Norfleet was kicked off the team prior to the 2015 season and transferred to Division II Tuskegee.

===2012 season===
As a true freshman, Norfleet became Michigan's kickoff return specialist. In his first game for Michigan, Norfleet led the Wolverines with 177 all-purpose yards, including a 33-yard kickoff return, against Alabama. After the loss to Alabama, Michael Rothstein of ESPN.com wrote: "About the only positive for Michigan in the first half was the play of freshman kick returner Dennis Norfleet, who showed good instincts and speed."

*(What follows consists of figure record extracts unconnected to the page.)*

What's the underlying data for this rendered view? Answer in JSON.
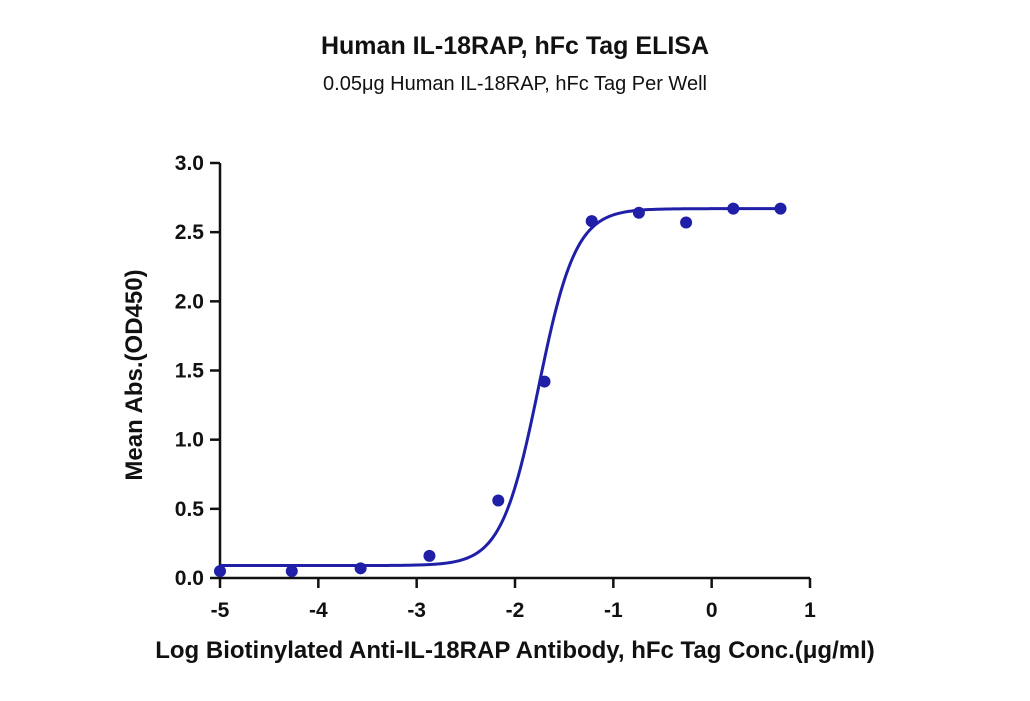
{
  "colors": {
    "series": "#1f1fa8",
    "axis": "#111111",
    "text": "#111111",
    "background": "#ffffff"
  },
  "chart_data": {
    "type": "scatter",
    "title": "Human IL-18RAP, hFc Tag ELISA",
    "subtitle": "0.05μg Human IL-18RAP, hFc Tag Per Well",
    "xlabel": "Log Biotinylated Anti-IL-18RAP Antibody, hFc Tag Conc.(μg/ml)",
    "ylabel": "Mean Abs.(OD450)",
    "xlim": [
      -5,
      1
    ],
    "ylim": [
      0,
      3.0
    ],
    "x_ticks": [
      "-5",
      "-4",
      "-3",
      "-2",
      "-1",
      "0",
      "1"
    ],
    "y_ticks": [
      "0.0",
      "0.5",
      "1.0",
      "1.5",
      "2.0",
      "2.5",
      "3.0"
    ],
    "grid": false,
    "legend": "none",
    "series": [
      {
        "points": [
          {
            "x": -5.0,
            "y": 0.05
          },
          {
            "x": -4.27,
            "y": 0.05
          },
          {
            "x": -3.57,
            "y": 0.07
          },
          {
            "x": -2.87,
            "y": 0.16
          },
          {
            "x": -2.17,
            "y": 0.56
          },
          {
            "x": -1.7,
            "y": 1.42
          },
          {
            "x": -1.22,
            "y": 2.58
          },
          {
            "x": -0.74,
            "y": 2.64
          },
          {
            "x": -0.26,
            "y": 2.57
          },
          {
            "x": 0.22,
            "y": 2.67
          },
          {
            "x": 0.7,
            "y": 2.67
          }
        ],
        "fit": {
          "model": "4PL",
          "bottom": 0.09,
          "top": 2.67,
          "logEC50": -1.76,
          "hill": 2.3,
          "x_range": [
            -5.0,
            0.7
          ]
        }
      }
    ]
  }
}
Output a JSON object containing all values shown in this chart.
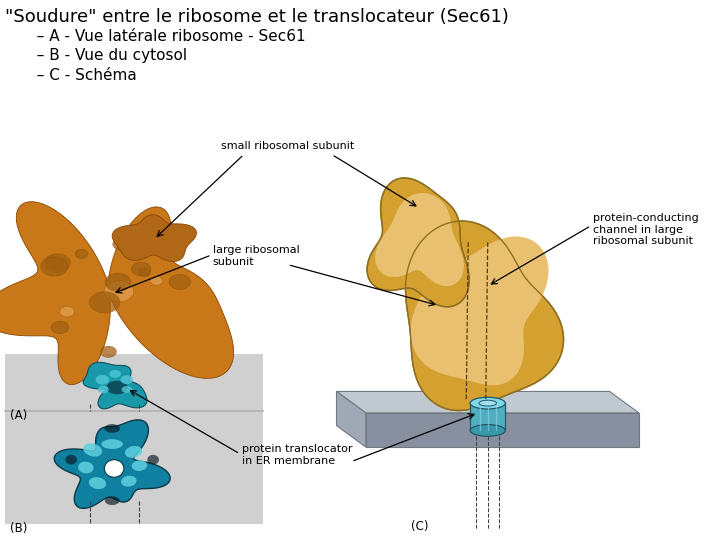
{
  "title_line1": "\"Soudure\" entre le ribosome et le translocateur (Sec61)",
  "title_line2": "  – A - Vue latérale ribosome - Sec61",
  "title_line3": "  – B - Vue du cytosol",
  "title_line4": "  – C - Schéma",
  "bg_color": "#ffffff",
  "panel_bg": "#d0d0d0",
  "title_fontsize": 13,
  "subtitle_fontsize": 11,
  "label_fontsize": 8,
  "annotations": {
    "small_ribosomal_subunit": "small ribosomal subunit",
    "large_ribosomal_subunit": "large ribosomal\nsubunit",
    "protein_conducting": "protein-conducting\nchannel in large\nribosomal subunit",
    "protein_translocator": "protein translocator\nin ER membrane",
    "label_A": "(A)",
    "label_B": "(B)",
    "label_C": "(C)"
  },
  "colors": {
    "ribosome_orange": "#c87818",
    "ribosome_dark": "#8b4500",
    "ribosome_light": "#e0a050",
    "schematic_orange": "#d4a030",
    "schematic_light": "#e8c070",
    "translocator_teal": "#40b8c8",
    "translocator_dark": "#205868",
    "translocator_light": "#80d8e8",
    "membrane_top": "#c0c8d0",
    "membrane_front": "#8890a0",
    "membrane_left": "#a0a8b8",
    "panel_divider": "#b0b0b0",
    "arrow_color": "#000000",
    "dashed_line": "#404040"
  }
}
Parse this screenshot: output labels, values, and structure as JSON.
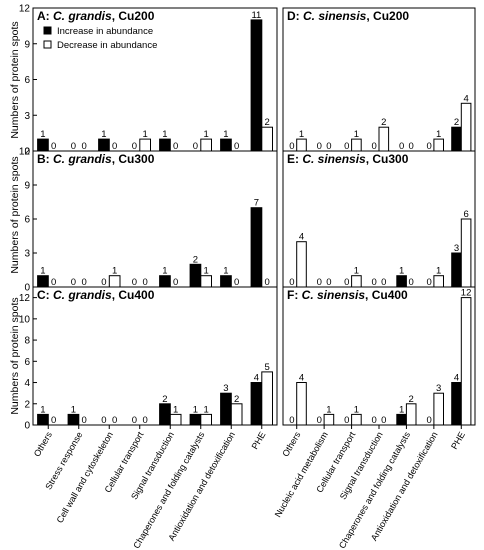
{
  "figure": {
    "ylabel": "Numbers of protein spots",
    "legend": {
      "increase": "Increase in abundance",
      "decrease": "Decrease in abundance",
      "placement": "top-left of panel A"
    },
    "colors": {
      "increase": "#000000",
      "decrease": "#ffffff",
      "axis": "#000000"
    }
  },
  "chart_data": [
    {
      "type": "bar",
      "panel": "A",
      "species": "C. grandis",
      "treatment": "Cu200",
      "categories": [
        "Others",
        "Stress response",
        "Cell wall and cytoskeleton",
        "Cellular transport",
        "Signal transduction",
        "Chaperones and folding catalysts",
        "Antioxidation and detoxification",
        "PHE"
      ],
      "series": [
        {
          "name": "Increase in abundance",
          "values": [
            1,
            0,
            1,
            0,
            1,
            0,
            1,
            11
          ]
        },
        {
          "name": "Decrease in abundance",
          "values": [
            0,
            0,
            0,
            1,
            0,
            1,
            0,
            2
          ]
        }
      ],
      "ylim": [
        0,
        12
      ],
      "yticks": [
        0,
        3,
        6,
        9,
        12
      ]
    },
    {
      "type": "bar",
      "panel": "B",
      "species": "C. grandis",
      "treatment": "Cu300",
      "categories": [
        "Others",
        "Stress response",
        "Cell wall and cytoskeleton",
        "Cellular transport",
        "Signal transduction",
        "Chaperones and folding catalysts",
        "Antioxidation and detoxification",
        "PHE"
      ],
      "series": [
        {
          "name": "Increase in abundance",
          "values": [
            1,
            0,
            0,
            0,
            1,
            2,
            1,
            7
          ]
        },
        {
          "name": "Decrease in abundance",
          "values": [
            0,
            0,
            1,
            0,
            0,
            1,
            0,
            0
          ]
        }
      ],
      "ylim": [
        0,
        12
      ],
      "yticks": [
        0,
        3,
        6,
        9,
        12
      ]
    },
    {
      "type": "bar",
      "panel": "C",
      "species": "C. grandis",
      "treatment": "Cu400",
      "categories": [
        "Others",
        "Stress response",
        "Cell wall and cytoskeleton",
        "Cellular transport",
        "Signal transduction",
        "Chaperones and folding catalysts",
        "Antioxidation and detoxification",
        "PHE"
      ],
      "series": [
        {
          "name": "Increase in abundance",
          "values": [
            1,
            1,
            0,
            0,
            2,
            1,
            3,
            4
          ]
        },
        {
          "name": "Decrease in abundance",
          "values": [
            0,
            0,
            0,
            0,
            1,
            1,
            2,
            5
          ]
        }
      ],
      "ylim": [
        0,
        13
      ],
      "yticks": [
        0,
        2,
        4,
        6,
        8,
        10,
        12
      ]
    },
    {
      "type": "bar",
      "panel": "D",
      "species": "C. sinensis",
      "treatment": "Cu200",
      "categories": [
        "Others",
        "Nucleic acid metabolism",
        "Cellular transport",
        "Signal transduction",
        "Chaperones and folding catalysts",
        "Antioxidation and detoxification",
        "PHE"
      ],
      "series": [
        {
          "name": "Increase in abundance",
          "values": [
            0,
            0,
            0,
            0,
            0,
            0,
            2
          ]
        },
        {
          "name": "Decrease in abundance",
          "values": [
            1,
            0,
            1,
            2,
            0,
            1,
            4
          ]
        }
      ],
      "ylim": [
        0,
        12
      ],
      "yticks": [
        0,
        3,
        6,
        9,
        12
      ]
    },
    {
      "type": "bar",
      "panel": "E",
      "species": "C. sinensis",
      "treatment": "Cu300",
      "categories": [
        "Others",
        "Nucleic acid metabolism",
        "Cellular transport",
        "Signal transduction",
        "Chaperones and folding catalysts",
        "Antioxidation and detoxification",
        "PHE"
      ],
      "series": [
        {
          "name": "Increase in abundance",
          "values": [
            0,
            0,
            0,
            0,
            1,
            0,
            3
          ]
        },
        {
          "name": "Decrease in abundance",
          "values": [
            4,
            0,
            1,
            0,
            0,
            1,
            6
          ]
        }
      ],
      "ylim": [
        0,
        12
      ],
      "yticks": [
        0,
        3,
        6,
        9,
        12
      ]
    },
    {
      "type": "bar",
      "panel": "F",
      "species": "C. sinensis",
      "treatment": "Cu400",
      "categories": [
        "Others",
        "Nucleic acid metabolism",
        "Cellular transport",
        "Signal transduction",
        "Chaperones and folding catalysts",
        "Antioxidation and detoxification",
        "PHE"
      ],
      "series": [
        {
          "name": "Increase in abundance",
          "values": [
            0,
            0,
            0,
            0,
            1,
            0,
            4
          ]
        },
        {
          "name": "Decrease in abundance",
          "values": [
            4,
            1,
            1,
            0,
            2,
            3,
            12
          ]
        }
      ],
      "ylim": [
        0,
        13
      ],
      "yticks": [
        0,
        2,
        4,
        6,
        8,
        10,
        12
      ]
    }
  ]
}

On November 10, 2012, Norfleet passed Steve Breaston to move into second place in Michigan's record book in both number of kickoff returns in a season and kickoff return yards in a season. He trails only Darryl Stonum in Michigan's record book; Stonum returned 39 kickoffs for 1,001 yards for the 2009 team. Through the first 11 games of the 2012 season, Norfleet had returned 33 kickoffs for 768 yards, an average of 23.5 yards per return.

Norfleet also returned two punts for 53 yards, including a 42-yard return against Illinois, for an average of 26.5 yards per return. His 43-yard punt return against Illinois nearly resulted in a touchdown, but Norfleet ran into the punter and fell before scoring. He saw little action as a running back during his time as a freshman. In his first carry as a running back, Norfleet ran for 14 yards against UMass on September 15, 2012.

==Professional career==
In the spring of 2016, Norfleet participated in Michigan's Pro Day.

Norfleet signed with the Saskatchewan Roughriders of the Canadian Football League (CFL) on April 26, 2017 and was released shortly thereafter on May 1, 2017.